Another year, another International Women’s Day. Yet most experts agree the world isn’t much further along when it comes to women working in top leadership roles.
Although the number of women running major organizations has increased over the years, the tally still hovers around 6%, research shows. Not to mention, of the 26 women who’ve taken the helm at Russell 3000 Index companies over the past year, more than a dozen women CEOs have stepped down or were ousted from the role.
To be sure, many organizations have made strides to increase diversity both in the workplace and at the top. But, experts say, those efforts often don’t address the ingrained talent structures and behaviors that keep women and other diverse talent from moving into leadership roles. “They’re addressing some important needs but not core issues that we know drive sustainable outcomes in progressing women past the middle level,” says Shannon Hassler, a principal with Korn Ferry’s Advancing Women Worldwide team. “This is why representation is improving at a glacial pace.”
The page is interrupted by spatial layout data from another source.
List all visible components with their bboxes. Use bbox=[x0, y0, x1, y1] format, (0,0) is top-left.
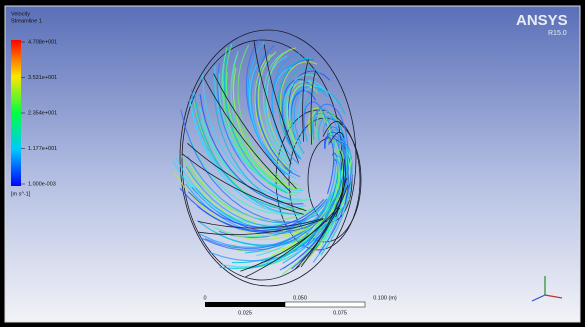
scale-label: 0 bbox=[203, 295, 206, 301]
page: Velocity Streamline 1 4.708e+001 3.531e+0… bbox=[0, 0, 585, 327]
logo-version: R15.0 bbox=[548, 30, 567, 37]
scale-segment bbox=[285, 302, 365, 307]
scale-segment bbox=[205, 302, 285, 307]
legend-unit: [m s^-1] bbox=[11, 191, 31, 197]
color-bar bbox=[11, 40, 21, 186]
logo: ANSYS bbox=[516, 12, 568, 29]
legend-title: Velocity bbox=[11, 11, 30, 17]
viewport: Velocity Streamline 1 4.708e+001 3.531e+0… bbox=[0, 0, 585, 327]
legend-tick-label: 2.354e+001 bbox=[28, 110, 57, 116]
scale-label: 0.025 bbox=[238, 310, 252, 316]
scale-label: 0.050 bbox=[293, 295, 307, 301]
legend-tick-label: 1.000e-003 bbox=[28, 181, 56, 187]
legend-tick-label: 1.177e+001 bbox=[28, 146, 57, 152]
scale-bar bbox=[205, 302, 365, 307]
legend-tick-label: 4.708e+001 bbox=[28, 39, 57, 45]
legend-tick-label: 3.531e+001 bbox=[28, 75, 57, 81]
scale-label: 0.100 (m) bbox=[373, 295, 397, 301]
legend-subtitle: Streamline 1 bbox=[11, 18, 42, 24]
scale-label: 0.075 bbox=[333, 310, 347, 316]
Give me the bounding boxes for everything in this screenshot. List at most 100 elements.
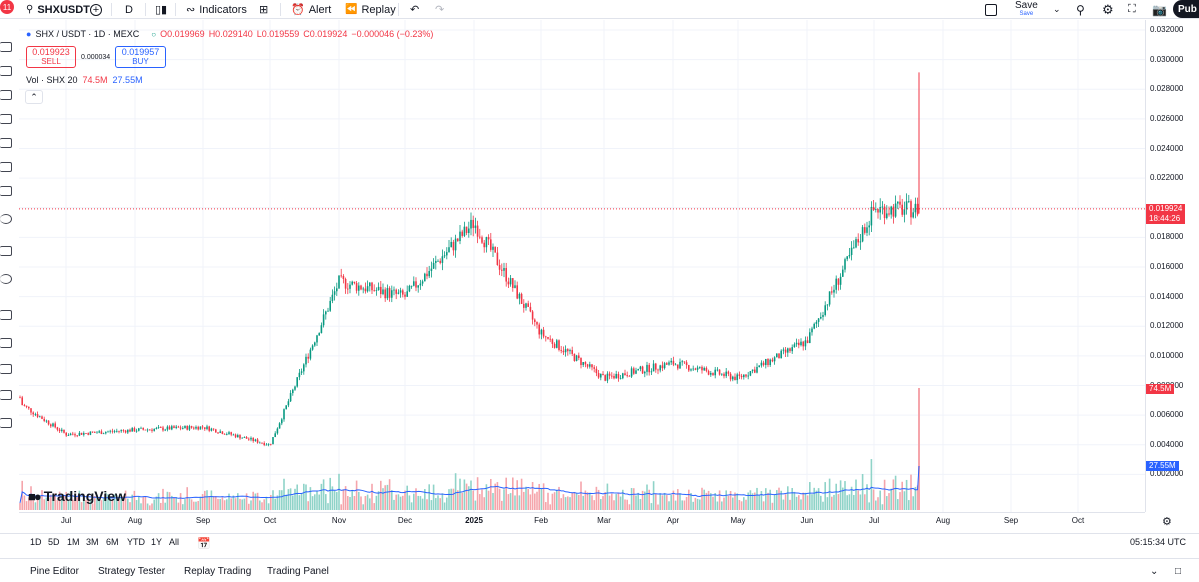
candle-body xyxy=(259,442,261,444)
projection-icon[interactable] xyxy=(0,138,12,148)
pattern-icon[interactable] xyxy=(0,114,12,124)
layouts-button[interactable]: ⊞ xyxy=(259,0,268,19)
candle-body xyxy=(912,212,914,218)
candle-body xyxy=(382,289,384,295)
time-axis-label: Jul xyxy=(60,516,72,525)
brush-icon[interactable] xyxy=(0,162,12,172)
emoji-icon[interactable] xyxy=(0,214,12,224)
candle-body xyxy=(78,432,81,436)
bottom-tab-replay-trading[interactable]: Replay Trading xyxy=(184,566,252,577)
interval-button[interactable]: D xyxy=(125,0,133,19)
zoom-icon[interactable] xyxy=(0,274,12,284)
candle-body xyxy=(151,429,153,431)
notification-badge[interactable]: 11 xyxy=(0,0,14,14)
save-menu-button[interactable]: ⌄ xyxy=(1053,0,1061,19)
candle-body xyxy=(25,405,28,407)
volume-legend-label[interactable]: Vol · SHX 20 xyxy=(26,75,78,85)
chart-type-button[interactable]: ▯▮ xyxy=(155,0,167,19)
volume-bar xyxy=(281,490,283,510)
compare-symbol-button[interactable]: + xyxy=(90,0,102,19)
settings-button[interactable]: ⚙ xyxy=(1102,0,1114,19)
layout-toggle-button[interactable] xyxy=(985,0,997,19)
range-button-ytd[interactable]: YTD xyxy=(127,537,145,547)
timezone-settings-button[interactable]: ⚙ xyxy=(1162,512,1172,530)
crosshair-icon[interactable] xyxy=(0,42,12,52)
favorites-icon[interactable] xyxy=(0,390,12,400)
candle-body xyxy=(452,241,455,251)
candle-body xyxy=(369,282,371,287)
candle-body xyxy=(135,430,138,432)
time-axis[interactable] xyxy=(19,512,1145,530)
replay-button[interactable]: ⏪ Replay xyxy=(345,0,396,19)
volume-bar xyxy=(157,493,160,510)
undo-button[interactable]: ↶ xyxy=(410,0,419,19)
lock-icon[interactable] xyxy=(0,338,12,348)
alert-button[interactable]: ⏰ Alert xyxy=(291,0,331,19)
legend-collapse-button[interactable]: ⌃ xyxy=(25,90,43,104)
range-button-1m[interactable]: 1M xyxy=(67,537,80,547)
candle-body xyxy=(267,443,270,445)
magnet-icon[interactable] xyxy=(0,310,12,320)
indicators-button[interactable]: ∾ Indicators xyxy=(186,0,247,19)
volume-bar xyxy=(641,490,644,510)
range-button-5d[interactable]: 5D xyxy=(48,537,60,547)
volume-bar xyxy=(292,495,294,510)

Of course, experts say, it doesn’t have to be this way. In fact, companies can take three critical steps that, while hard, make the incremental difference in bringing more women into leadership.
Discover diverse talent early.
Organizations should identify diverse talent for potential much earlier in their careers—not just the top three levels to CEO—since women often have to work harder and longer than their peers in order to reach the C-suite. Indeed, Korn Ferry’s Women CEOs Speak study found that, before becoming CEO, women worked, on average, in about 11% more roles, functions, and industries than male leaders at similar-sized companies. They were also four years older when named to their first chief executive position, according to the report.
Experts say this is because women face a presumption of limits, in which their skills and capabilities are more closely scrutinized than that of their peers. But Korn Ferry research shows that high-potential talent demonstrate characteristics predictive of leadership success very early on in their career. Organizations, therefore, should create more objective early measurements that identify women and other diverse talent for leadership potential early and often, experts say. “It’s about how to recognize the best talent in new and more accurate ways,” Hassler says.
Link women with P&L and other critical pass-through roles.
Experts say profit-and-loss positions best prepare a leader to be CEO; in fact, roughly 90% of new chief executives come directly from roles with bottom-line responsibility, according to multiple studies. However, Korn Ferry research shows that, while the path to CEO is typically lined with P&L roles, those positions are devoid of diverse talent: only 20% of roles at the senior vice president level are held by women. “They tend to be on a strictly vertical trajectory in whatever expertise they have,” says Jane Stevenson, global leader for Korn Ferry’s CEO Succession practice and vice chairman of the firm’s Board and CEO Services practice at Korn Ferry. “They get trapped there.”
As a result, the number of women in the leadership succession pipeline continues to dwindle, experts say. But organizations have an opportunity to shift course by opening up the pathways for women and other diverse talent to manage large, complex P&L responsibilities. Companies should look at every P&L role and examine why there may be a lack of diversity, then take the steps necessary to ensure diverse talent have the same opportunities for critical, pass-through functions that position them for the corner office. “Women have to get more operationally focused and get horizontal experience to be considered for leadership roles,” Stevenson says.
Pull women in instead of singling them out.
In an effort to address diversity issues, many companies will pull women and other diverse talent out of existing high-potential programs and into specialized ones. Yet, while these diversity-and-inclusion (D&I) practices have shown some positive results, experts say that this approach is not as effective as organizations believe. “We’ve talked about D&I for so long that it’s been put in a box,” Hassler says. “But diversity is a metric. Inclusion is how we get there.”
Instead, experts say, real improvements are made when women are pulled into the same traditional leadership programs as their counterparts and working alongside them—what Stevenson calls “the power of all.” In other words, companies would better ensure diversity at the top if they were more intentional about inclusion, bringing women and other diverse talent into established programs to develop and accelerate their leadership capability. “It’s an opportunity to get more out of what you already have and realize the proven outcomes that diversity provides,” she says. “That’s the power of all.”